Particle physics fans interested in expressing their enthusiasm for science through body art have a variety of images to choose from, from wave functions to bubble chamber tracks. This summer, an intern at Jefferson Laboratory decided on a science tattoo that might be the first of its kind.
Gabriel Palacios, a physics engineering student at Mexico City’s Metropolitan Autonomous University, now sports proudly on his forearm the design for the proposed International Linear Collider, a possible next step after the Large Hadron Collider.
For several years, Palacios had been thinking about getting a celebratory tattoo, looking ahead to earning his bachelor’s degree later this year. But it was only when he was chosen for an ILC-related internship that he decided on the design.
“One of my main goals since I started studying physics was working at a collider,” Palacios says. “Being here at Jefferson Lab was achieving just the first stage of that dream.”
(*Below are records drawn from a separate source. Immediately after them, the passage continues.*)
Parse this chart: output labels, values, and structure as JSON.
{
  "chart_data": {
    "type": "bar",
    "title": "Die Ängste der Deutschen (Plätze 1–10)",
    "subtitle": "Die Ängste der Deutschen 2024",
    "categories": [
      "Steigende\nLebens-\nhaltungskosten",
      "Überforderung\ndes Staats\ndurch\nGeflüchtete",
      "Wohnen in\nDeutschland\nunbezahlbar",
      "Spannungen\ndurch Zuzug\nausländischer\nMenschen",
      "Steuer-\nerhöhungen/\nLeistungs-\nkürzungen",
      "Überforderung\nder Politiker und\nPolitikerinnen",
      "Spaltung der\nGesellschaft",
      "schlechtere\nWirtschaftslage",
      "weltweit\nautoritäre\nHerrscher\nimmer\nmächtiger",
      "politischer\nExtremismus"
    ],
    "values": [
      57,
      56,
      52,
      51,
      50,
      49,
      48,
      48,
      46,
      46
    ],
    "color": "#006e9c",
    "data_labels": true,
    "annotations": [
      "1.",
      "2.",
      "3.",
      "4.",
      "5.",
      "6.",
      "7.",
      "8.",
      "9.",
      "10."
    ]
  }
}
The dream began in high school with a physics teacher who fascinated Palacios with stories of colliders, not an everyday topic in his small Mexican hometown of 50,000.
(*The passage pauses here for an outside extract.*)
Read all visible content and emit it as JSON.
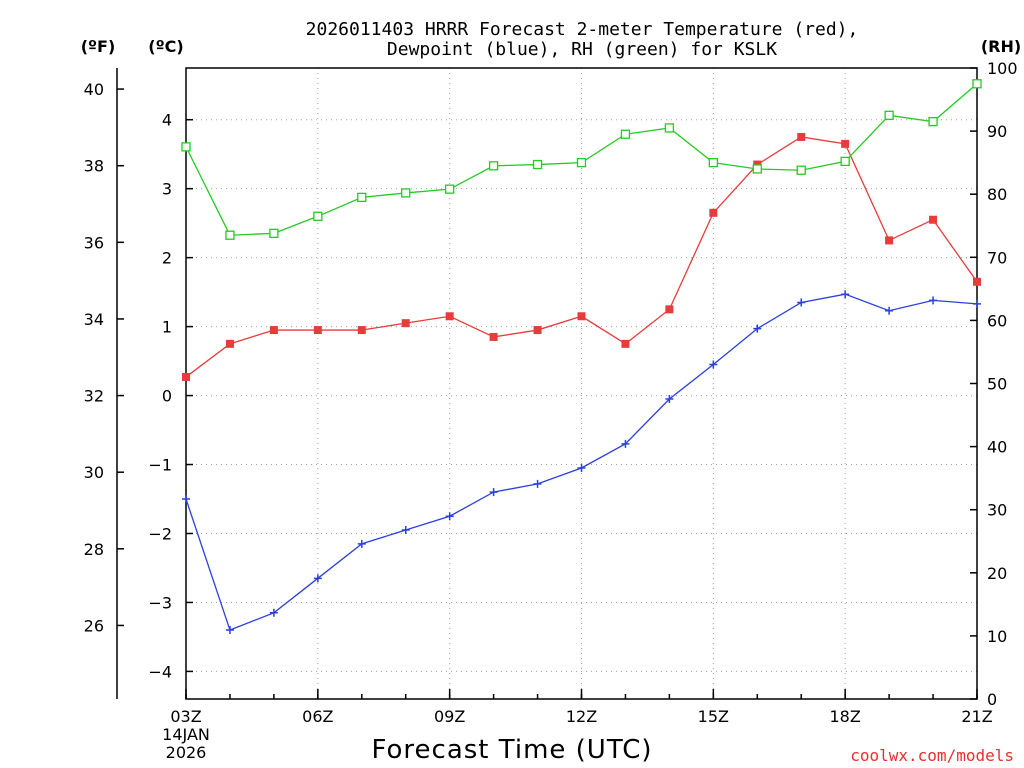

“He was talking magic to us,” Palacios says.
Years later, in December 2012, Palacios applied to a summer program hosted by the Mexican Physical Society’s Division of Particles and Fields. A committee of professors and researchers selected Palacios, along with four other physics undergraduates from across Mexico, to intern at an international high-energy physics lab.
“He impressed everyone with his knowledge, his motivation, his open and confident personality,” says Carlos Hernandez-Garcia, a scientist for the Free Electron Laser Program at Jefferson Lab who helped choose the five students.
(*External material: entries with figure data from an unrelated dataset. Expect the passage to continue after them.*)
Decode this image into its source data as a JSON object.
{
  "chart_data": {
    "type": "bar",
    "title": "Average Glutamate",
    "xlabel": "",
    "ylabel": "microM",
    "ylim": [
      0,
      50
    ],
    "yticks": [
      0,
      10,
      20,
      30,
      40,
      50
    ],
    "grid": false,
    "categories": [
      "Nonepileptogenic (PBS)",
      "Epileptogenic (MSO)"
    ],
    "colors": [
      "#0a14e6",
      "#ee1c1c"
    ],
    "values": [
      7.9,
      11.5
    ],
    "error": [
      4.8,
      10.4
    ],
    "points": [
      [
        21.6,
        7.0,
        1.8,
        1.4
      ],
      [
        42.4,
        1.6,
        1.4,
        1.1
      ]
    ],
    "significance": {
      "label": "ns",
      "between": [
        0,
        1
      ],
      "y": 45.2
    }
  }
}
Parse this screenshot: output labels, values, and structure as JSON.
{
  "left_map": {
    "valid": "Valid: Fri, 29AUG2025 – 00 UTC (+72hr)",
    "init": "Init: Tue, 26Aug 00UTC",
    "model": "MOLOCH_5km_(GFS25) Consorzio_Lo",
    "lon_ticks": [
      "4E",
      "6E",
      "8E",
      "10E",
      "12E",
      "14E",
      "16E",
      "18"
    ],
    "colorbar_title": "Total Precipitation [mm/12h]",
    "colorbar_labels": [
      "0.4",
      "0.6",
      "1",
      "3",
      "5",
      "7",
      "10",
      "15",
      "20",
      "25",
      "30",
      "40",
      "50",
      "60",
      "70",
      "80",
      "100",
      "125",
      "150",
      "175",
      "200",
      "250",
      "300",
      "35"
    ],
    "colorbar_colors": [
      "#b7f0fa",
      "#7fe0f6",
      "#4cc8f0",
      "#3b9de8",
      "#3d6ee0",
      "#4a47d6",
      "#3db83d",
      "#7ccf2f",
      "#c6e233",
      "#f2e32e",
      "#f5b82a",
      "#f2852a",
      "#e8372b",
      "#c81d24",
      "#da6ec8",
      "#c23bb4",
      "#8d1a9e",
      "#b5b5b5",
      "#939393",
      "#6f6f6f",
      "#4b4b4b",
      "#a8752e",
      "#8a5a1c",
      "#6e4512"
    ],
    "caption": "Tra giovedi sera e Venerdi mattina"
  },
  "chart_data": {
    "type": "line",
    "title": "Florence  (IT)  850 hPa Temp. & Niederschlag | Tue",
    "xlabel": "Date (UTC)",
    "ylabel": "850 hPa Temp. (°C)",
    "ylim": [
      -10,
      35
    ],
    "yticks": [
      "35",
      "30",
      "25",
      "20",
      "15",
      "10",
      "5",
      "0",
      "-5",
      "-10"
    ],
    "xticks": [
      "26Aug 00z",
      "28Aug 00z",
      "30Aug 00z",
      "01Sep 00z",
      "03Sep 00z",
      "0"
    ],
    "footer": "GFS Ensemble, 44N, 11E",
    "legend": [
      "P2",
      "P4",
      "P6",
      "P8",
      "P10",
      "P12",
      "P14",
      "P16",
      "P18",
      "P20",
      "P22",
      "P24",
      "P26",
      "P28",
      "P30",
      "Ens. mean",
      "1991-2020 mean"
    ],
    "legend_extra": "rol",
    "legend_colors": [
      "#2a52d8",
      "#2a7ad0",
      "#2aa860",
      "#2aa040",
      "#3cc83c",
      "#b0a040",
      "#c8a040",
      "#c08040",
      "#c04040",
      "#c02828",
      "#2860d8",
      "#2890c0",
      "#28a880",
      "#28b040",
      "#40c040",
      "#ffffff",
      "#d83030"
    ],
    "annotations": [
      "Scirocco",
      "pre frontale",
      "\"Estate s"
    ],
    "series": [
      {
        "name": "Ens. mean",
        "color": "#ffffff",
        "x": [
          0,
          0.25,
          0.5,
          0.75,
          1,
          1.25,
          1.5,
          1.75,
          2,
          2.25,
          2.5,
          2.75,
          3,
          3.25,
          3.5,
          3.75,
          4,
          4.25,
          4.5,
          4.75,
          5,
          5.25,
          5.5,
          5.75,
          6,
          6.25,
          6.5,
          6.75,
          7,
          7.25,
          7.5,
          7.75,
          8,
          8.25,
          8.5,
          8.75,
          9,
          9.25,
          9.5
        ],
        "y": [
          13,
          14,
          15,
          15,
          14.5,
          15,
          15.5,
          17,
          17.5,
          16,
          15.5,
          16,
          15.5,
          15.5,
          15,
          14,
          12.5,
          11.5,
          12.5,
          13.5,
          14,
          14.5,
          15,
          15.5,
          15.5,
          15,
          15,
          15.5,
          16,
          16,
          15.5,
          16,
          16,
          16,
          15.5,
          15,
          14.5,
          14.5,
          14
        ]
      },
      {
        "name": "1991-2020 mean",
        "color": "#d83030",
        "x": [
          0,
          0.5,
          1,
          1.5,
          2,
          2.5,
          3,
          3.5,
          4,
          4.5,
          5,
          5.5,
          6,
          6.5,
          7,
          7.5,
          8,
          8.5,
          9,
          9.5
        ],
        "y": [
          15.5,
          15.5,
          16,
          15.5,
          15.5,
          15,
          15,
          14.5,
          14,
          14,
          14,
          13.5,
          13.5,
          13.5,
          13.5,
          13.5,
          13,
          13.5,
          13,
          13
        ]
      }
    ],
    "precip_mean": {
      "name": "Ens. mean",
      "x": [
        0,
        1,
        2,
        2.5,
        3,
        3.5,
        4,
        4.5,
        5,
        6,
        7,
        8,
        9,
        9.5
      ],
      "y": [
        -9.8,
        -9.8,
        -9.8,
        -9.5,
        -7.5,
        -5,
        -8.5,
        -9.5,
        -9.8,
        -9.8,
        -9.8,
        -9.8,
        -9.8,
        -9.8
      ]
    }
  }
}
At Jefferson Lab, Palacios worked with the Electron Gun Group, a team whose job is to generate the electron beam for the lab’s particle accelerator, the Continuous Electron Beam Accelerator Facility, or CEBAF. They are also designing an electron gun for the ILC. In an electron gun, a laser beam shines on a photocathode, releasing electrons that are then grouped together and accelerated using electric fields. Palacios’ project involved evaluating new photocathodes.
“He’s a really good worker and so enthusiastic, it doesn’t really surprise me [that he got an ILC tattoo],” says Matt Poelker, head of the Electron Gun Group at Jefferson Lab.
Now that his 10 weeks at Jefferson Lab are complete, Palacios plans to finish his bachelor’s degree and then attend graduate school. Working on an ILC-related project in the future would be the next step toward achieving his dream, he says.
“It’s about participating in this amazing project that gets people from around the world together to study something that is going to give us a huge clue of what the universe is about,” Palacios says.
As for future tattoos, Palacios said a particle collision is next on his list—a burst of energy located squarely in the middle of his chest.